At lunch on Wednesday, Addy and I are talking about nail polish. She’s a font of information on the subject. “With short nails like yours, you want something pale, almost nude,” she says, examining my hands with a professional air. “But, like, super glossy.”
“I don’t really wear nail polish,” I tell her.
“Well, you’re getting fancier, aren’t you? For whatever reason.” She arches a brow at my careful blow-dry, and my cheeks heat as Maeve laughs. “You might want to give it a try.”
It’s a mundane, innocuous conversation compared to yesterday’s lunch, when we caught up on my police visit, Nate’s mother, and the fact that Addy got called to the station separately to answer questions about the missing EpiPens again. Yesterday we were murder suspects with complicated personal lives, but today we’re just being girls.
Until a shrill voice from a few tables over pierces the conversation. “It’s like I told them,” Vanessa Merriman says. “Which person’s rumor is definitely true? And which person’s totally fallen apart since Simon died? That’s your murderer.”
“What’s she on about now?” Addy mutters, nibbling like a squirrel at an oversized crouton.
Janae, who doesn’t talk much when she sits with us, darts a look at Addy and says, “You haven’t heard? Mikhail Powers’s crew is out front. A bunch of kids are giving interviews.”
My stomach drops, and Addy shoves her tray away. “Oh, great. That’s all I need, Vanessa on TV yakking about how guilty I am.”
“Nobody really thinks it was you,” Janae says. She nods toward me. “Or you. Or …” She watches as Cooper heads for Vanessa’s table with a tray balanced in one hand, then spots us and changes course, seating himself at the edge of ours. He does that sometimes; sits with Addy for a few minutes at the beginning of lunch. Long enough to signal he’s not abandoning her like the rest of her friends, but not so long that Jake gets pissed. I can’t decide whether it’s sweet or cowardly.
“What’s up, guys?” he asks, starting to peel an orange. He’s dressed in a sage button-down that brightens his hazel eyes, and he’s got a baseball-cap tan from the sun hitting his cheeks more than anything else. Somehow, instead of making him look uneven, it only adds to the Cooper Clay glow.

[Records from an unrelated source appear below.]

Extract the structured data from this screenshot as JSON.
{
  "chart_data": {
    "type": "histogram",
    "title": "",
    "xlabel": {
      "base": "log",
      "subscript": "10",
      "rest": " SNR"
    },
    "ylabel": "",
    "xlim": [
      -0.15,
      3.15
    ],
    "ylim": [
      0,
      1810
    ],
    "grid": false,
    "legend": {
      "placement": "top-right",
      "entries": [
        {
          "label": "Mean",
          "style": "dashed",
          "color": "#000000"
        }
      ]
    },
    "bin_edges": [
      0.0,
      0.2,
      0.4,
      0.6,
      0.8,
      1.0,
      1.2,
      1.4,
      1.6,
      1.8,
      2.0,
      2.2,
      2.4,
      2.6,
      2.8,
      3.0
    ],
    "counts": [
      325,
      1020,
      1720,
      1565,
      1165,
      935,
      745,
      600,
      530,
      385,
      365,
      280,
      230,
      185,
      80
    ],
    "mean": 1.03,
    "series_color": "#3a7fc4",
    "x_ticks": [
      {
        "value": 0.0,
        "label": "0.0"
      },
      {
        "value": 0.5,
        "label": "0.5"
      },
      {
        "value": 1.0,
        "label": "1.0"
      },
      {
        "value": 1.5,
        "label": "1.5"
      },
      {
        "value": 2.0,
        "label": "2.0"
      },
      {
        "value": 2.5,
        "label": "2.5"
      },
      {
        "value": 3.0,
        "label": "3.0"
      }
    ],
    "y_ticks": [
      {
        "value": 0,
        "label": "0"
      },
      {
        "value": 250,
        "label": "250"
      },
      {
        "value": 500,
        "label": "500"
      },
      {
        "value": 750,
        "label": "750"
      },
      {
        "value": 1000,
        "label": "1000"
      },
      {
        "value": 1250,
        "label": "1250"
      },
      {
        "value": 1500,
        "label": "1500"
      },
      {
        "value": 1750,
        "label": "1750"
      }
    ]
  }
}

I used to think Cooper was the handsomest guy at school. He still might be, but lately there’s something almost Ken doll-like about him—a little plastic and conventional. Or maybe my tastes have changed. “Have you given your Mikhail Powers interview yet?” I joke.
Before he can answer, a voice speaks over my shoulder. “You should. Go ahead and be the murder club everybody thinks you guys are. Ridding Bayview High of its asshats.” Leah Jackson perches on the table next to Cooper. She doesn’t notice Janae, who turns brick red and stiffens in her chair.
“Hello, Leah,” Cooper says patiently. As though he’s heard it before. Which I guess he did, at Simon’s memorial service.
Leah scans the table, her eyes landing on me. “You ever gonna admit you cheated?” Her tone’s conversational and her expression is almost friendly, but I still freeze.
“Hypocritical, Leah.” Maeve’s voice rings out, surprising me. When I turn, her eyes are blazing. “You can’t complain about Simon in one breath and repeat his rumor in the next.”